Le gouvernement réforme le soutien à l’apprentissage

Emploi

Dans le cadre de la modernisation de l’action publique (MAP), le gouvernement vient d’annoncer une réforme des aides à l’apprentissage.

Le Pacte national pour la croissance, la compétitivité et l’emploi fixe l’objectif de 500 000 apprentis à l’horizon 2017, contre 440 000 aujourd’hui. Le gouvernement est donc engagé dans une politique de soutien au développement de l’apprentissage, qui repose sur plusieurs piliers. À savoir :

  • Un soutien aux embauches d’apprentis « plus efficace, car mieux ciblé sur les plus petites entreprises et les premiers niveaux de qualification » ;
  • Une offre de formation adaptée qualitativement et quantitativement. Ce renforcement de l’offre sera au cœur de la concertation qui s’engagera à la rentrée, autour de la réforme du financement de l’apprentissage qui devra accroître les ressources disponibles pour l’apprentissage ;
  • La levée des freins non financiers à l’apprentissage (orientation, hébergement, mobilité…), sur lesquels une mission de l’Inspection générale des affaires sociales (IGAS) sera conduite d’ici la fin de l’année.

Lors du 3e Comité interministériel pour la modernisation de l’action publique (Cimap), tenu le 17 juillet, trois ministres – Économie et des Finances ; Budget ; Travail, Emploi, Formation professionnelle et Dialogue social – ont annoncé une réforme des aides à l’apprentissage (2,8 milliards d’euros au total, auxquels s’ajoutera le CICE pour environ 200 millions d’euros).

Cette réforme s’inspire du travail d’évaluation réalisé par l’Inspection générale des finances (IGF) et l’IGAS, dans le cadre de la modernisation de l’action publique (MAP). Cette évaluation a souligné « le ciblage insuffisant de deux des aides actuelles – indemnité compensatrice forfaitaire (ICF) et Crédit d’impôt employeurs spécifique apprentis – et donc leur effet incitatif limité », expliquent les trois ministères. En revanche, elle a conclu à l’efficacité du dispositif d’exonérations des cotisations sociales, qui représente un coût annuel pour l’État de 1,2 milliard d’euros.

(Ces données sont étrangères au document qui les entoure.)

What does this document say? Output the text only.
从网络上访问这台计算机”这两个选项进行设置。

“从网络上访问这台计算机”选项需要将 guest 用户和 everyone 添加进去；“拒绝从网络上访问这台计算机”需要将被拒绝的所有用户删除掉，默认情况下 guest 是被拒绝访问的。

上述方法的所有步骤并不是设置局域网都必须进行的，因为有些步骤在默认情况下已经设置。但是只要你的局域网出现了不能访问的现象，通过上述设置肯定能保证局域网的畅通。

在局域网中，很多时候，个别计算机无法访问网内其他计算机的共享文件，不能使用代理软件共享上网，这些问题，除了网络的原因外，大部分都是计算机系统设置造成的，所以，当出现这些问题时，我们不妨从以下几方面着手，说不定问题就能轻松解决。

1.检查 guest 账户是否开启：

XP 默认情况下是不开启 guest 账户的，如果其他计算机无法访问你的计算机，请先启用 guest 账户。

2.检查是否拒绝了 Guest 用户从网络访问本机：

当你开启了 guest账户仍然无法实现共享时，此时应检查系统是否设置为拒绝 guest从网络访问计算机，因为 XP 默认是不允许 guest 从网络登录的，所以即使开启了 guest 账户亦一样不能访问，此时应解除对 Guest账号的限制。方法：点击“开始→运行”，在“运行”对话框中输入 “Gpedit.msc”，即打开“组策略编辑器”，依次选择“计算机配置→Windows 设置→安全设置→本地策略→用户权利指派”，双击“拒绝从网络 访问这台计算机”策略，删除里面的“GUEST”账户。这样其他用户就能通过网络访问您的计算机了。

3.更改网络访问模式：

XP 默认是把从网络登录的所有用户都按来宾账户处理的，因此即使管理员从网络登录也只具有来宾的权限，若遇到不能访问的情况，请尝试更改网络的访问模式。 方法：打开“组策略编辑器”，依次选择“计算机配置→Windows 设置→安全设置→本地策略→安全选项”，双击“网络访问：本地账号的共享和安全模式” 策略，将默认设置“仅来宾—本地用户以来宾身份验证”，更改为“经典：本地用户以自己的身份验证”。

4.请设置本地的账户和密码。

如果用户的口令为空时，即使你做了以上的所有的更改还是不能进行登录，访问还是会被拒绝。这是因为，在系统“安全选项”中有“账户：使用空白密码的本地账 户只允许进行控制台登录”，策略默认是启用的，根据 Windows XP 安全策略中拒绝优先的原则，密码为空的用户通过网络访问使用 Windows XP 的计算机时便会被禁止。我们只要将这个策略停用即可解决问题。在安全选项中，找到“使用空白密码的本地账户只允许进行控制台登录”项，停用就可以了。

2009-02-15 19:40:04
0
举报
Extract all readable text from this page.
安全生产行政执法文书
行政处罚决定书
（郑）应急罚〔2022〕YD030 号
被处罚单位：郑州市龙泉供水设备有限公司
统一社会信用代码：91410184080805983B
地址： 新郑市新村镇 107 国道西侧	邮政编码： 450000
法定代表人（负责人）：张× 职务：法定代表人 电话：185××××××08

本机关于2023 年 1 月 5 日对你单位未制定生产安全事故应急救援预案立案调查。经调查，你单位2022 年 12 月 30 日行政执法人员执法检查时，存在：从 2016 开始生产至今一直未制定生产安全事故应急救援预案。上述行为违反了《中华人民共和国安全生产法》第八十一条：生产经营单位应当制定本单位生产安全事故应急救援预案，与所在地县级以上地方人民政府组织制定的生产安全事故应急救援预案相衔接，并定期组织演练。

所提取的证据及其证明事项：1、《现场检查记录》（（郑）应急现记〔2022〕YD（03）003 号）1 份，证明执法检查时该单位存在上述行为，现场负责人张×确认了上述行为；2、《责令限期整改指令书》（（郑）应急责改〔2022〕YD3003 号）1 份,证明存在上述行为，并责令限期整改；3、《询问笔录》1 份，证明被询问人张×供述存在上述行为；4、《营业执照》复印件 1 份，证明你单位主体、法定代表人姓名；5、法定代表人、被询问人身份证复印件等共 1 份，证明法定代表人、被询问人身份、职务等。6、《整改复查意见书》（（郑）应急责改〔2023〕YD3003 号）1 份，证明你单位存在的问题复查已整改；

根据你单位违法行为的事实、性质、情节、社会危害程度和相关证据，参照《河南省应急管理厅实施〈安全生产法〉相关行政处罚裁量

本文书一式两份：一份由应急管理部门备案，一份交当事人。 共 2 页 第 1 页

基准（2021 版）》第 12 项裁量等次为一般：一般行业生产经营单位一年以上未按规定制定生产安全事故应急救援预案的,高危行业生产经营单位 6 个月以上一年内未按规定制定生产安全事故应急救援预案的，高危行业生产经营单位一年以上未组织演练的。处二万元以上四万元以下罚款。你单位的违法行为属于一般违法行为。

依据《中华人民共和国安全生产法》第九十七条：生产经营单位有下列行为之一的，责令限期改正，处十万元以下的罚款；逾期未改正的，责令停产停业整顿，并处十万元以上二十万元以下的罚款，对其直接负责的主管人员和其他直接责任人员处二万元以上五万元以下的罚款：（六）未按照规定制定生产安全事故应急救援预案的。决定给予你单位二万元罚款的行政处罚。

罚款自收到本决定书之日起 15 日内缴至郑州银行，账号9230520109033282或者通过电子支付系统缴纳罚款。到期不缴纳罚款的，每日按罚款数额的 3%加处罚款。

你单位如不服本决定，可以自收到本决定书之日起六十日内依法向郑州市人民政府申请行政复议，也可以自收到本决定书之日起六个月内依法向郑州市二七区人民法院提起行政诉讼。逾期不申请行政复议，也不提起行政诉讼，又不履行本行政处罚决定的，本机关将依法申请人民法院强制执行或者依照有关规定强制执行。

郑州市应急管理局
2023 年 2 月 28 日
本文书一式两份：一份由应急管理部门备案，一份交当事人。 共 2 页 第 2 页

Sur cette base, le gouvernement a décidé :

  • De supprimer l’ICF, aide forfaitaire annuelle aux employeurs d’apprentis versée par les régions. Cette suppression permettra de réaliser une économie de 550 millions d’euros ;
  • De prévoir une nouvelle aide aux employeurs d’apprentis, plus ciblée, pour les entreprises de moins de 10 salariés, définie et versée par les régions ;
  • De cibler davantage le crédit d’impôt en faveur des employeurs d’apprentis.

Ainsi, le dispositif d’aide aux employeurs d’apprentis reposera désormais sur trois étages complémentaires, explique le gouvernement . Sur cette base, le gouvernement a décidé :

  • Une exonération de cotisations sociales pour tous les employeurs ;
  • Un crédit d’impôt davantage ciblé ;
  • Une aide directe pour l’embauche de tous les apprentis dans les entreprises de moins de 10 salariés.

« Ce soutien à l’apprentissage prend sa place dans une politique d’ensemble en faveur de l’emploi, notamment des jeunes, qui bénéficie de moyens renforcés pour atteindre l’objectif d’inversion durable de la courbe du chômage », ont indiqué les trois ministres.